The company’s agreed to sell its aerostructures unit to private equity. And the remaining fluid conveyance and thermal management (FCTM) division has some attractive properties.
Divestiture
Senior’s aerostructures operation makes parts for aircraft. And the regulated nature of this industry means there’s a lot to like about this business. Despite this, the unit’s achieved relatively weak margins and returns on invested capital. Its flexonics division however, has fared much better in making ducts, hoses, and tubes.
Senior’s agreed a deal with Sullivan Street Partners to sell its aerostructures operation for £200m. Of this, £150m is up front with £50m to follow, depending on future performance. The agreed price represents a slightly higher EBITDA multiple than the FTSE 250 firm currently trades at. And the company has big plans for the money.
Outlook
Senior plans to use the proceeds to strengthen its financial position and reduce its outstanding share count. And the impact of this could be quite significant. The proposed £40m share buyback amounts to 5% of the firm’s current market value. And the remaining cash could make a big dent in the company’s £162m net debt (excluding leases).

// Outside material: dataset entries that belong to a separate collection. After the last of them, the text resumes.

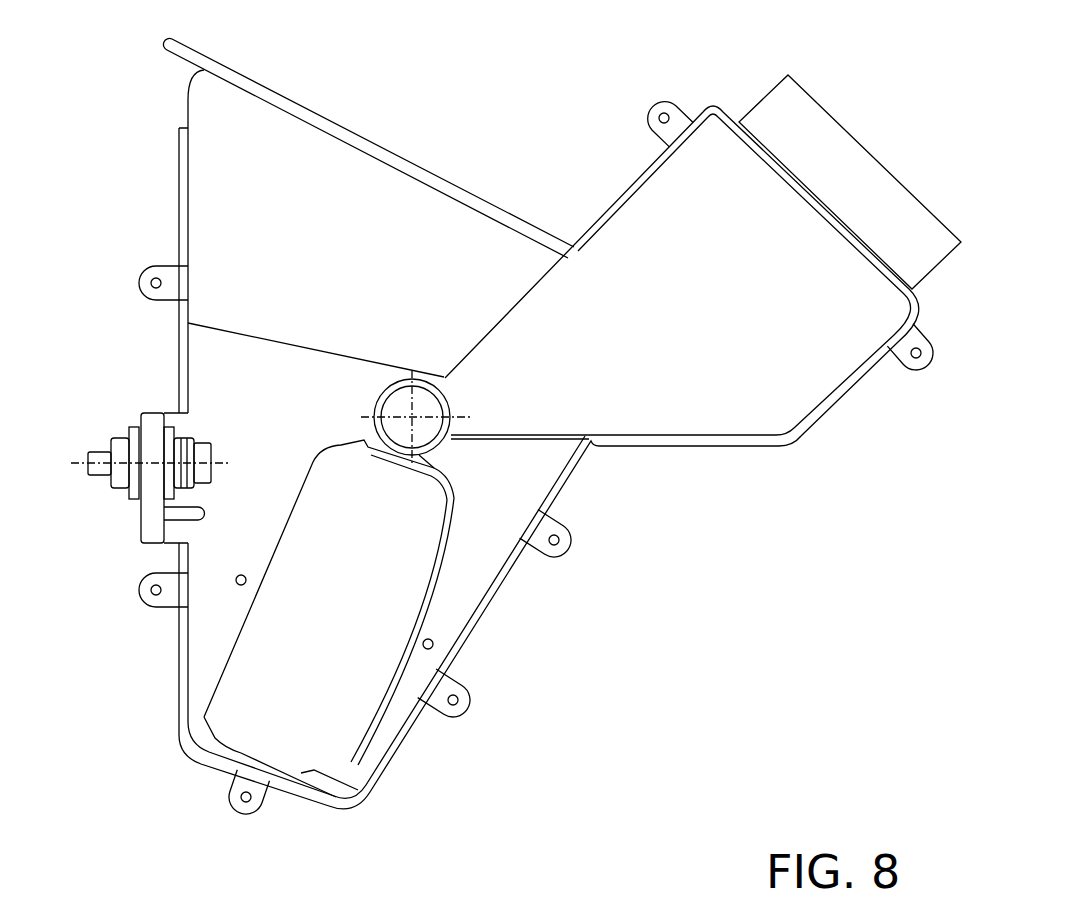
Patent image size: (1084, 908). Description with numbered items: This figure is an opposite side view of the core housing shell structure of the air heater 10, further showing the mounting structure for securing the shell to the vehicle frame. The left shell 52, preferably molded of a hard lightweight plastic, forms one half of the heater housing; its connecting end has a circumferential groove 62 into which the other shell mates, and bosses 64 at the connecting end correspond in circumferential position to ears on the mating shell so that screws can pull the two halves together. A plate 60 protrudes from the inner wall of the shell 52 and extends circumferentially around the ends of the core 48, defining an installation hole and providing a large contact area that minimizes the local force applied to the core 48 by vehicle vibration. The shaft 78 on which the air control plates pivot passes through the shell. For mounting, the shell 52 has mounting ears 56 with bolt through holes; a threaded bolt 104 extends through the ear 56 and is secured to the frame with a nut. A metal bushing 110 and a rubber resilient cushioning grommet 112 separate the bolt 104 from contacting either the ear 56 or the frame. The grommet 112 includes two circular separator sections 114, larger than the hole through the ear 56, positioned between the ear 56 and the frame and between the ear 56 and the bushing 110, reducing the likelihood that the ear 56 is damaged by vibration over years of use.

The air heater 10 is at (438, 86).
The core 48 is at (330, 723).
The left shell 52 is at (212, 222).
The mounting ear 56 is at (143, 413).
The plate 60 is at (235, 653).
The circumferential groove 62 is at (712, 446).
The boss 64 is at (562, 526).
The shaft 78 is at (430, 428).
The threaded bolt 104 is at (88, 477).
The bushing 110 is at (183, 487).
The resilient cushioning grommet 112 is at (118, 443).
The separator section 114 is at (168, 452).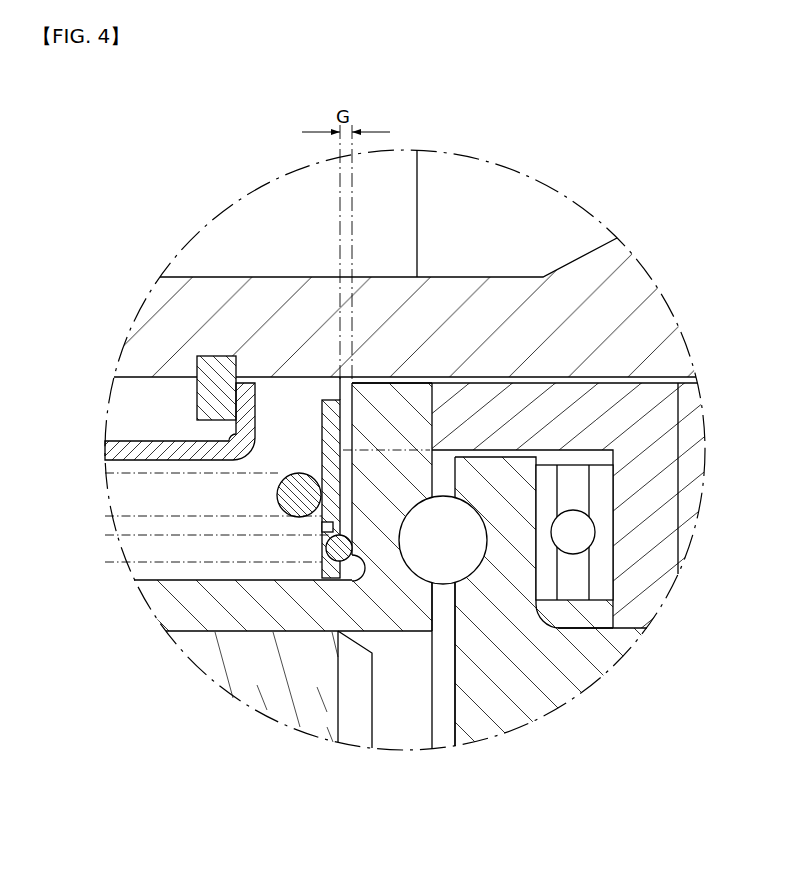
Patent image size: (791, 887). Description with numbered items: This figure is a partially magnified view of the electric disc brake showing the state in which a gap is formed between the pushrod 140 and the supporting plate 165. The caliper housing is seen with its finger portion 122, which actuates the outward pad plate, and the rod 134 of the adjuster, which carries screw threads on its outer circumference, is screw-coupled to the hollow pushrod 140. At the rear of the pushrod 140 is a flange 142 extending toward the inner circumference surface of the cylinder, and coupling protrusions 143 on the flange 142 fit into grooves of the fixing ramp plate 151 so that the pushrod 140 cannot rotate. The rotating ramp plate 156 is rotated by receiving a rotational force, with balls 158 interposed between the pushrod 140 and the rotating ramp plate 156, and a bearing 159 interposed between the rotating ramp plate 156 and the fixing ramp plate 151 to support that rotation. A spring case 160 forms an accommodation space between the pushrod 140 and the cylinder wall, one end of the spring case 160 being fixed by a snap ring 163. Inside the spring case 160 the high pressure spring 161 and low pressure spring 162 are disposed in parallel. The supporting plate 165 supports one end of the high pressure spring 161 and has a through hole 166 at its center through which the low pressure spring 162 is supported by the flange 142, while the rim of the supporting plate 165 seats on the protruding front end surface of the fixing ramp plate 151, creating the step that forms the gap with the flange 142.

The finger portion 122 is at (516, 290).
The rod 134 is at (280, 712).
The pushrod 140 is at (172, 606).
The flange 142 is at (408, 486).
The coupling protrusion 143 is at (410, 393).
The fixing ramp plate 151 is at (665, 453).
The rotating ramp plate 156 is at (577, 670).
The ball 158 is at (467, 572).
The bearing 159 is at (580, 571).
The spring case 160 is at (162, 450).
The high pressure spring 161 is at (280, 497).
The low pressure spring 162 is at (327, 554).
The snap ring 163 is at (224, 362).
The supporting plate 165 is at (330, 402).
The through hole 166 is at (330, 529).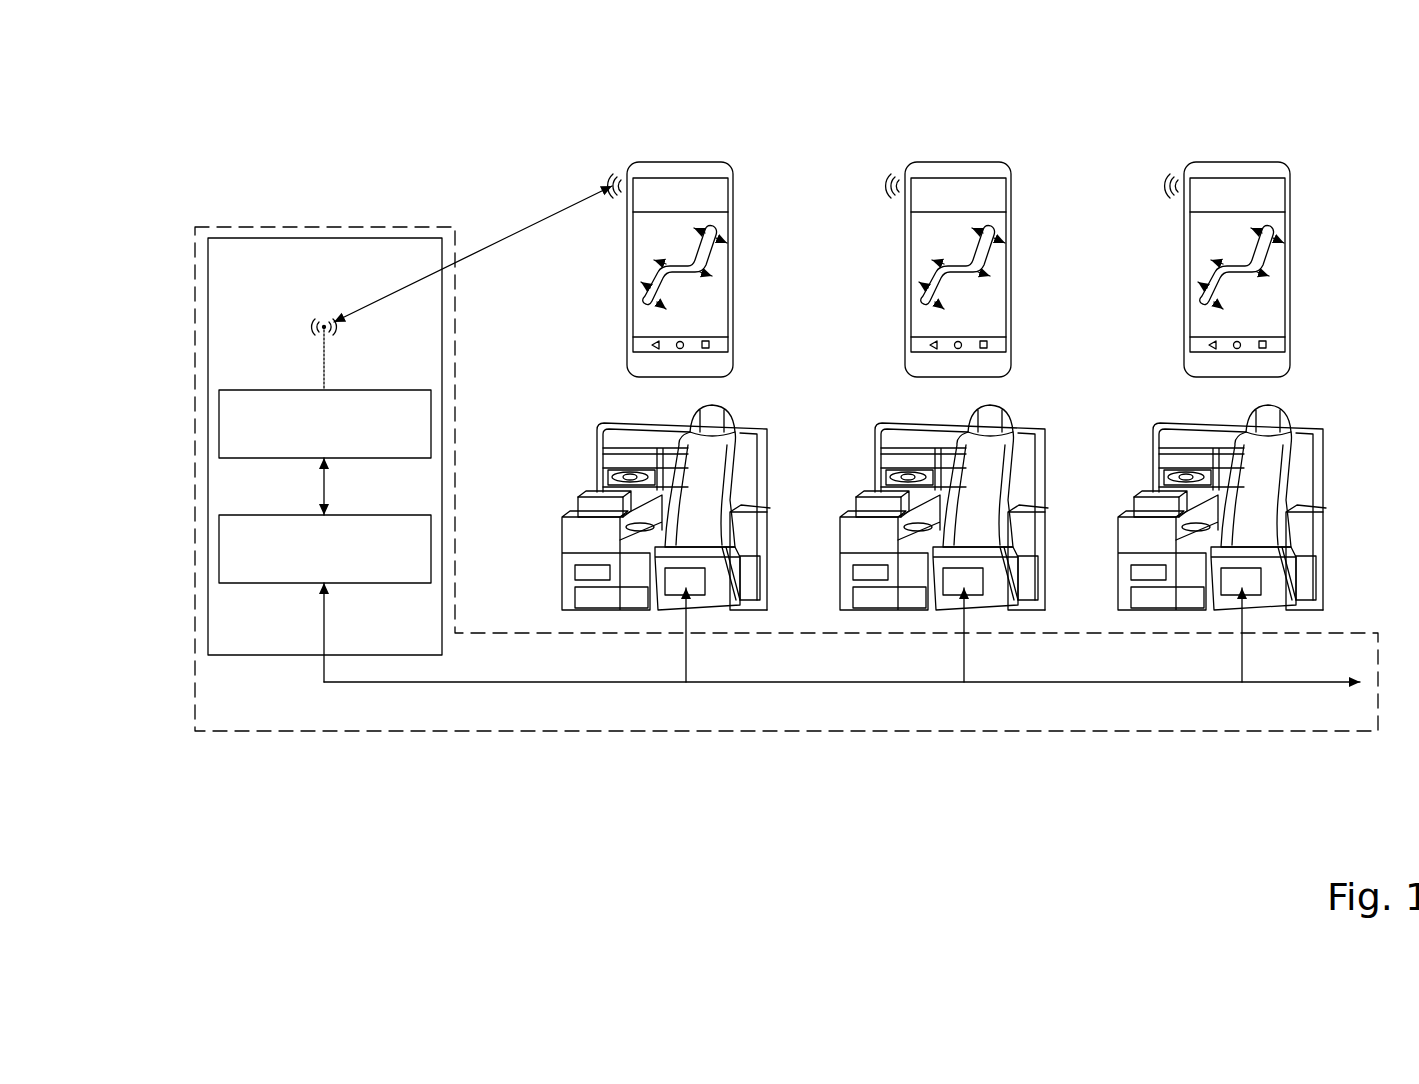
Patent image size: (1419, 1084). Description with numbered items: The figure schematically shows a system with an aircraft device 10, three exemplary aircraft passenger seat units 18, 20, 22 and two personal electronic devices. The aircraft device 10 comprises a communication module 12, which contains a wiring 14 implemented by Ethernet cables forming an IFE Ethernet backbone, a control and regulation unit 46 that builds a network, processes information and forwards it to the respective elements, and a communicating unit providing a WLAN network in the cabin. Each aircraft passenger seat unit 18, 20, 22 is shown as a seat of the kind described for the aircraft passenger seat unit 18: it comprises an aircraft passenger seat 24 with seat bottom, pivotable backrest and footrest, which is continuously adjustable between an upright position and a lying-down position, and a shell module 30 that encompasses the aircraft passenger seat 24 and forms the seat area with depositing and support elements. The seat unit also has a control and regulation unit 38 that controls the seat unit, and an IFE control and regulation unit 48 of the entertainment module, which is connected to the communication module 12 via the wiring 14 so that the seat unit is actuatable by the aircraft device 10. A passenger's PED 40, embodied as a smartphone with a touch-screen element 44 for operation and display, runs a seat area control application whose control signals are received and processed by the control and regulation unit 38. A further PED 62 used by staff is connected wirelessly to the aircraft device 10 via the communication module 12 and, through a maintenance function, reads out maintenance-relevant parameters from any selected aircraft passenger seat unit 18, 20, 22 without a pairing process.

The aircraft device 10 is at (220, 176).
The communication module 12 is at (338, 226).
The wiring 14 is at (232, 385).
The control and regulation unit 46 is at (219, 555).
The PED 40 is at (640, 226).
The further PED 62 is at (990, 175).
The touch-screen element 44 is at (668, 243).
The aircraft passenger seat unit 18 is at (645, 589).
The aircraft passenger seat unit 20 is at (908, 636).
The aircraft passenger seat unit 22 is at (1186, 636).
The aircraft passenger seat 24 is at (735, 438).
The shell module 30 is at (635, 438).
The control and regulation unit 38 is at (575, 572).
The IFE control and regulation unit 48 is at (695, 594).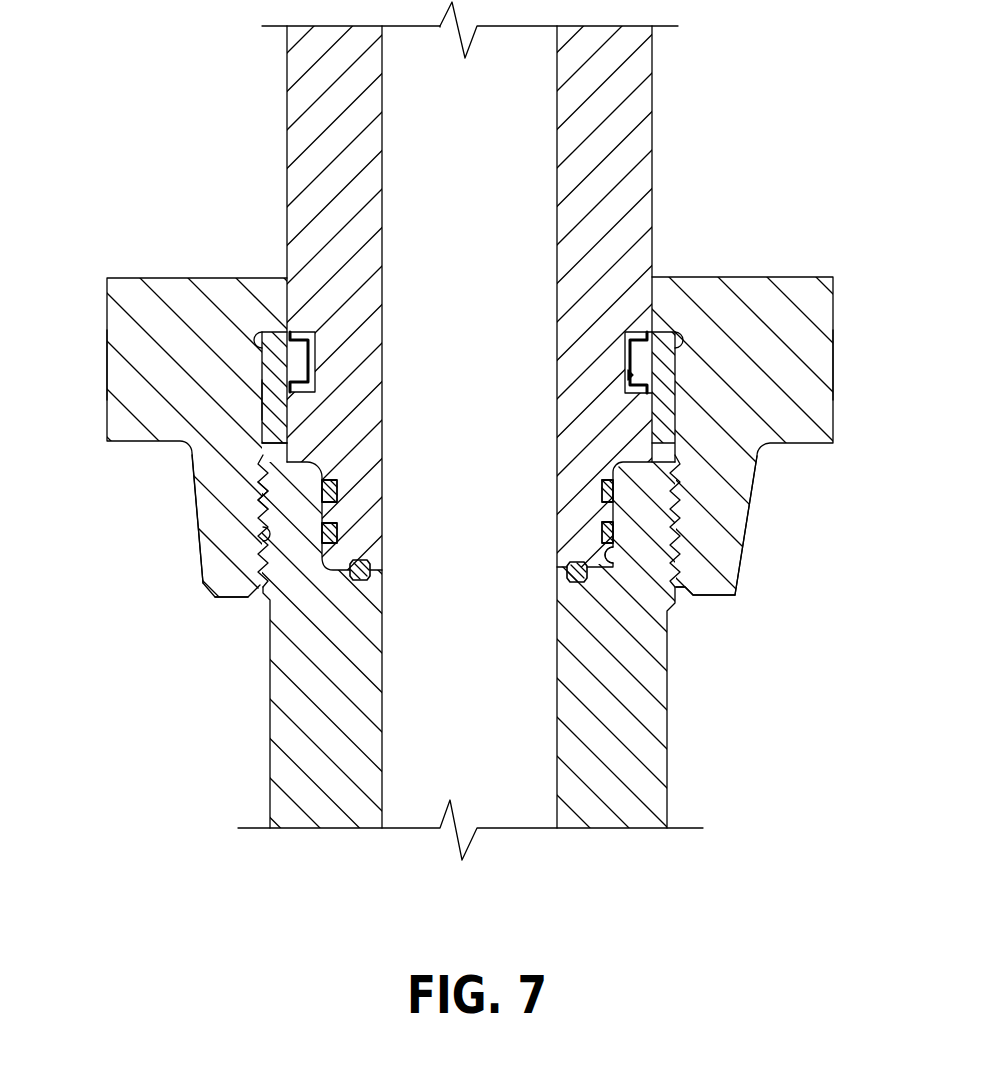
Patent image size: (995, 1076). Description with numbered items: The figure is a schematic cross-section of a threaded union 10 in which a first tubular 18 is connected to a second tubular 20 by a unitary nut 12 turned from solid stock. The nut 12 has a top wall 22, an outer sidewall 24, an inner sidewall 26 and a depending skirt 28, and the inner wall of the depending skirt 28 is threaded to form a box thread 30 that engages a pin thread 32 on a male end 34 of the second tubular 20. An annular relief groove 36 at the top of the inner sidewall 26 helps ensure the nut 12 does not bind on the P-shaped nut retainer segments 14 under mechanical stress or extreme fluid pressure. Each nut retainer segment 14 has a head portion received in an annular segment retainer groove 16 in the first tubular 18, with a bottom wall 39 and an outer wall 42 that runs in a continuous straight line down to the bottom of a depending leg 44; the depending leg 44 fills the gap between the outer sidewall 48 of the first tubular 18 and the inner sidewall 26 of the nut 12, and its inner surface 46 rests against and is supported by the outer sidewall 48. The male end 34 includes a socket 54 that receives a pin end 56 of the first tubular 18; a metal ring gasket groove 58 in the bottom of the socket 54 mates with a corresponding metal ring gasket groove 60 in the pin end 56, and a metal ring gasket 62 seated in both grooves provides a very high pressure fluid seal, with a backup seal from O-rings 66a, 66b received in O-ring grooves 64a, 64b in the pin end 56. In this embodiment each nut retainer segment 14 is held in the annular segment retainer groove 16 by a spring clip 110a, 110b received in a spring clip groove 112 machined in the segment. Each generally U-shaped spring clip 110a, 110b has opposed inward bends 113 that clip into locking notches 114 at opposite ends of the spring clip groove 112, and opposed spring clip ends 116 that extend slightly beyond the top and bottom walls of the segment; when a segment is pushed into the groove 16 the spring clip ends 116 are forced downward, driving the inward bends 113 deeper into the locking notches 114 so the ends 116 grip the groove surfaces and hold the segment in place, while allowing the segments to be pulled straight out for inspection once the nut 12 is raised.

The threaded union 10 is at (738, 214).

The real highlight though, is the remaining FCTM business. On the revenue line, Senior’s looking to increase growth rates from 1% in 2024 to 5% going forward. On top of this, it’s looking for operating margins to triple and returns on invested capital to more than double. Given this, I think investors have to be interested in taking a look.
Valuation
There’s clearly a lot to like about Senior’s proposed restructuring. The remaining business should be in a stronger financial position with much more attractive economic properties.
Senior currently has a market value of £810m, with £162m in debt. Subtracting £150m for the sale of the aerostructures division brings the enterprise value to around £820m. The flexonics unit currently makes around £35m in annual operating income. And with the firm targeting 85% cash conversion, this should amount to just under £30m a year in free cash.
That makes me wary, especially given the cyclical nature of the company’s end markets. A free cash flow multiple of 27 seems high to me, especially with the sectordoing well recently.
Foolish conclusion
I think Senior’s restructuring move makes a lot of sense. If it can achieve the kind of operating metrics it’s anticipating, the remaining business should be a high-quality operation.
Strong demand, supply chain constraints, and significant backlogs suggest to me that the end markets the firm sells into are near cyclical highs. So considering a buy right now looks risky to me.
One thing about the industry is that a crisis – and therefore an opportunity – always seems to show up sooner or later. So I’m going to keep watching this one for a bit.